Inclusion Engine

Inclusion Engine
Inclusion Engine

What

The Inclusion Engine is a system for publishing data-enriched documentation, normally in the form of websites.

Why

The Inclusion Engine offers the following features & benefits:

Uniformity

Easy roll-out of new template appearances across many webpages in multiple sites.

Data-Enrichment

When building a page impression, data from various graphs in the quadstore will be merged per page.

Pluggability

Because the core is XSLT hosted in DAV, other applications can invoke the same appearance e.g. from VSP scripts. Similarly, a well-designed Inclusion Engine skin can do double-duty as an ODS-Wiki skin.

Philosophy

It's actually just Virtuoso being Virtuoso, with a dash of good organization. Virtuoso provides the web-server, the built-in HTML5-aware version of Tidy, the XSLT engine, the database, the site configuration, the tables for caching...

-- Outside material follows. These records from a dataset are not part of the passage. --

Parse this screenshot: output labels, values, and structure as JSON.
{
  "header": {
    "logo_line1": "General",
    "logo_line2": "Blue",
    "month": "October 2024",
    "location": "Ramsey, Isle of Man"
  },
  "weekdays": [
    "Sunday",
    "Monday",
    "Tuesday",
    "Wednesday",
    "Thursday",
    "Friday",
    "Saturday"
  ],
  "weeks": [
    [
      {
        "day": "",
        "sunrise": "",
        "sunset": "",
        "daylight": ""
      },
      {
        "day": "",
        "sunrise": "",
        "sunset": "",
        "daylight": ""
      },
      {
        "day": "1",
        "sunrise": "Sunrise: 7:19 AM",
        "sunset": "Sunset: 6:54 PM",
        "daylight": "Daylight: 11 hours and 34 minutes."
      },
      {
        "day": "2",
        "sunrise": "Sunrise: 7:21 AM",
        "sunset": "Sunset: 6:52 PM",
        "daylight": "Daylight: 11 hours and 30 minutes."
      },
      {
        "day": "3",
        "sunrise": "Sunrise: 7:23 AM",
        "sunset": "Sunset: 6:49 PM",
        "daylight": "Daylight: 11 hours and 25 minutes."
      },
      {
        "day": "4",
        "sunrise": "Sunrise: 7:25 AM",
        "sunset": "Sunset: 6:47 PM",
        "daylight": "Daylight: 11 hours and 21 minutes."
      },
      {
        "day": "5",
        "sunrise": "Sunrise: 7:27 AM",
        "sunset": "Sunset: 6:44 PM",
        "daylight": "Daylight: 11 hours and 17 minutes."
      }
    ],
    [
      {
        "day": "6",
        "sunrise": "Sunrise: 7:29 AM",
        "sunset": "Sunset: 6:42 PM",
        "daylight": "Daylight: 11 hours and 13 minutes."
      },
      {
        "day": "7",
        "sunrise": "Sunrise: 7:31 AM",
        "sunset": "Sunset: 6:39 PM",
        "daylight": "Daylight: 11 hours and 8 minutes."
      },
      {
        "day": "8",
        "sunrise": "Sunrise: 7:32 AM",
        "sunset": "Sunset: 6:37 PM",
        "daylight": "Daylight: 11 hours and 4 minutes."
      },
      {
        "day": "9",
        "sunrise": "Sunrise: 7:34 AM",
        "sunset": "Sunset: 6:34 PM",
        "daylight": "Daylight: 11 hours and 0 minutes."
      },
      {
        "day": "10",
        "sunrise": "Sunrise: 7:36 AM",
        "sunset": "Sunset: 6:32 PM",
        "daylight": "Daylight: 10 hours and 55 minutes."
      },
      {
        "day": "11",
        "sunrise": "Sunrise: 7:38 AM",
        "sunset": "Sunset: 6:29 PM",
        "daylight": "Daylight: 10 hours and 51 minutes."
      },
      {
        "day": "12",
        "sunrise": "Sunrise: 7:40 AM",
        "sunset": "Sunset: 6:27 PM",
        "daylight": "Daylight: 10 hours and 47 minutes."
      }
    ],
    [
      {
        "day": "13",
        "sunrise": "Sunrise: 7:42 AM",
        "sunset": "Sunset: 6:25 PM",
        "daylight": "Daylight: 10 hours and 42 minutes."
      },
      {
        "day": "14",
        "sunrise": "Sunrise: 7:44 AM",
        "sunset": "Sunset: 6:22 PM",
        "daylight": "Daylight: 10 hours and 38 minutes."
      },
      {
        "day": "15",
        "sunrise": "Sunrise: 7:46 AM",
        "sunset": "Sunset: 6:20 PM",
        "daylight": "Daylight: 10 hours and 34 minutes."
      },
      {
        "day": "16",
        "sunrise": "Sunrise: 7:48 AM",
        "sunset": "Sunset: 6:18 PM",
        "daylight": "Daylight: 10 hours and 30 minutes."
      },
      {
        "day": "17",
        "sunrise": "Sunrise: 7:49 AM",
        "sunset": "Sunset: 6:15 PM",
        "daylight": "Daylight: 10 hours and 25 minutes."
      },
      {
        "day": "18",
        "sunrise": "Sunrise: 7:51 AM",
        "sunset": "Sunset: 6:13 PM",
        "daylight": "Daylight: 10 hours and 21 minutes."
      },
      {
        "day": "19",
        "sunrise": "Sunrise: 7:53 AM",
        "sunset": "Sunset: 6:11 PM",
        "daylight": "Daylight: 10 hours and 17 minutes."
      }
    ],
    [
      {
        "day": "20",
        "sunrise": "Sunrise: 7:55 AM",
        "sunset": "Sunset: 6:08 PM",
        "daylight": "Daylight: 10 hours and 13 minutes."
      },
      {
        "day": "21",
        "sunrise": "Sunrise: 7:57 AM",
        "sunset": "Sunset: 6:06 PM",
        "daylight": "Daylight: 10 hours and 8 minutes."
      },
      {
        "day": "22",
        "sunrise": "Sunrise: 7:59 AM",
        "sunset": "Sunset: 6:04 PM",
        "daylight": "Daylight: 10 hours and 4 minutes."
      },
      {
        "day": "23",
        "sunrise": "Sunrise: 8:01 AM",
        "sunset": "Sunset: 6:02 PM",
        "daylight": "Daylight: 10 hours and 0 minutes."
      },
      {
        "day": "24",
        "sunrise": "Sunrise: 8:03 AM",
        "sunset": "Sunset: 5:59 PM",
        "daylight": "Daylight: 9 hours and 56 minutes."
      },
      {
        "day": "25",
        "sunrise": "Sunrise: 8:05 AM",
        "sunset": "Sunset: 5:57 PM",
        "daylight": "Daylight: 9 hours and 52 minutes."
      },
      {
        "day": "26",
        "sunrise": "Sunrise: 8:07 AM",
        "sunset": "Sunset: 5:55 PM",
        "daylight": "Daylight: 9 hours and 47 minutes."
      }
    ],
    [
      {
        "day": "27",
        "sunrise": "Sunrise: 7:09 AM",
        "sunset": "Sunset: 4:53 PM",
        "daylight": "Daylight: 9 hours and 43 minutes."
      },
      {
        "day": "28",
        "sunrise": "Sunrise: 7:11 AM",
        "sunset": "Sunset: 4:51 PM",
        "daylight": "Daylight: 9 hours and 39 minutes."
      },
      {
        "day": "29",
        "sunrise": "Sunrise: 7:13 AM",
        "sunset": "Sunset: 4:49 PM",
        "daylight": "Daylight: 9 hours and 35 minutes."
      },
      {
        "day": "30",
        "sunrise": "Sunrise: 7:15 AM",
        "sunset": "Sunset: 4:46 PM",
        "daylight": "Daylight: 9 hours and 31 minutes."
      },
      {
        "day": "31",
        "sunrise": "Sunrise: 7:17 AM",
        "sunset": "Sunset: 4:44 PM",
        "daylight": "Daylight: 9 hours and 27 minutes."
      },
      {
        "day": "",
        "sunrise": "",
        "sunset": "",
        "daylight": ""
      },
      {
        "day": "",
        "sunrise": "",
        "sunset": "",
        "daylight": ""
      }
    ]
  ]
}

At all times there is a potential trade-off between what a given skin enforces, allows or leaves up to the user.

Typical Use Case

Your corporate website could consist of these locations in DAV:

  • /DAV/VAD/inclusion-engine/sites/www/content/index.html
  • /DAV/VAD/inclusion-engine/sites/www/content/about-us.html
  • /DAV/VAD/inclusion-engine/sites/www/images/splash.png

By installing Inclusion Engine, these might become the URLs

  • http://www.example.com/
  • http://www.example.com/about-us/
  • http://www.example.com/images/splash.png

respectively.

There would be a virtual directory configured to route all requests through an index.vsp, which maps the requested URL to a path in DAV for the content (note the translation of trailing-/ into .html) and also into a subject URI to perform a SPARQL query for data "about this page" to include as HTML5-microdata or embedded as Turtle or JSON-LD in script tags.

How

Getting Started

Either use the Conductor or run

vad_install('../inclusion-engine_dav.vad');

through an iSQL commandline.

WebDAV Structure

Designate a directory in DAV to use as a base for the site. Within that, create collections content/ and images/.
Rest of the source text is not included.